Sifat lain dari chitosan itu sendiri adalah chitosan dapat berfungsi sebagai
sautu zat koagulan dalam pengolahan air limbah serta pengolahan air lainnya,
dimana adanya sifat ini menyebabkan ia banyak dimanfaatkan bentuk recovery
senyawa-senyawa organik dari limbah bekas media tumbuh seafood.

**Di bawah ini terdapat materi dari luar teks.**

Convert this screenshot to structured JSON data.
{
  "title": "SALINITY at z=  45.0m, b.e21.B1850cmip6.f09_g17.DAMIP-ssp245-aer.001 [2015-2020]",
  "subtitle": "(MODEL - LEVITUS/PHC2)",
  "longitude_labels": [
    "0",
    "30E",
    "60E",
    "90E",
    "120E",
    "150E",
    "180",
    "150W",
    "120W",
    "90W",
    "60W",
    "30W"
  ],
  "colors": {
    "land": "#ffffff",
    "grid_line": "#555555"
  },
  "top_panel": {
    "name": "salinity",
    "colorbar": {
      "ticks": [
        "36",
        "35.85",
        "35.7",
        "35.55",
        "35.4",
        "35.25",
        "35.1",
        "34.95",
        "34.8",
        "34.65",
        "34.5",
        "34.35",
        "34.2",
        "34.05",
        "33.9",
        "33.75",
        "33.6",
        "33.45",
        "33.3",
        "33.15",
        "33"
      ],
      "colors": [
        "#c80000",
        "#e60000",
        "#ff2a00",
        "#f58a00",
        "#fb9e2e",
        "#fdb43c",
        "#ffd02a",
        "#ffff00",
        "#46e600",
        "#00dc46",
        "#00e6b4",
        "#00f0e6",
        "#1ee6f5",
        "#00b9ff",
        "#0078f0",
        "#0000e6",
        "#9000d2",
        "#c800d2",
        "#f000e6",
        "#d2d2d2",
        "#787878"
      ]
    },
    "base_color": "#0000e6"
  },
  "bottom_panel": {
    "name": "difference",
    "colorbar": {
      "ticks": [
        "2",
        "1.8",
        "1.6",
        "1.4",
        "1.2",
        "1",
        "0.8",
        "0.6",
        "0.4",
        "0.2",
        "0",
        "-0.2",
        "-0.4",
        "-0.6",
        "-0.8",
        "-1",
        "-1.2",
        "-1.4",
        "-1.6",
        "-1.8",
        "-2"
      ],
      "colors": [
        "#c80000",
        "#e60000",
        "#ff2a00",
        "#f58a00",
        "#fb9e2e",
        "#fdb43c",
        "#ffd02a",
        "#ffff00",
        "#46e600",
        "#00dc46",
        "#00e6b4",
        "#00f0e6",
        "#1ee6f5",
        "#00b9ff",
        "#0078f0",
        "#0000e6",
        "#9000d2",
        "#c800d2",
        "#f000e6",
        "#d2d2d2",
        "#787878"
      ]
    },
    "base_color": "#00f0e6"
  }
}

3.8. Kelebihan dan Kekurangan Chitosan
Berdasarkan sifat-sifat biologi dan kimianya, maka chitosan mempunyai
sifat fisik khas, yaitu mudah dibentu menjadi spons, larutan, gel, pasta, membran,
dan serat yang bermanfaat aplikasinya. Menurut Prasetiyo (2006) dari segi
ekonomi, pemanfaatan chitin dari limbah cangkang udang untuk bahan utama dan
bahan pendukung dalam berbagai bidang dan industri sangat menguntungkan
karena bahan bakunya berupa limbah berasal dari sumberdaya lokal. Chitosan
merupakan polisakarida yang unik dan telah secara luas digunakan dalam
bermacam aplikasi biomedis disebabkan kemudahan, cocokannya dengan unsur
makhluk hidup, toxicitasnya rendah, mudah diuraikan, tidak bersifat imunogenik,
dan bersifat non-karsinogenik (Irawan, 2007).
Kelebihan dan kekurangan chitosan menurut Kusumawati (2006) bahwa
karena sifatnya yang dapat menarik lemak, chitosan banyak dbuat tablet atau pil
penurun berat badan. Chitosan dapat menyerap lemak dalam tubuh dengan cukup
baik. Dalam kondisi optimal, chitosan dapat menyerap lemak 4-5 kali berat
chitosan. Beberapa penelitian telah berhasil membuktikan bahwa chitosan dapat
menurunkan kolesterol tanpa menimbulkan efek samping. Hanya satu saja yang
harus diperhatikan, konsumsi chitosan harus tetap terkontrol, karena chitosan juga
dapat menyerap mineral kalsium dan vitamin yang ada didalam tubuh. Selain itu,
orang yang biasanya mengalami penyakit alergi terhadap makanan laut sebaliknya
menghindari dari mengkonsumsi tablet atau pil chitosan.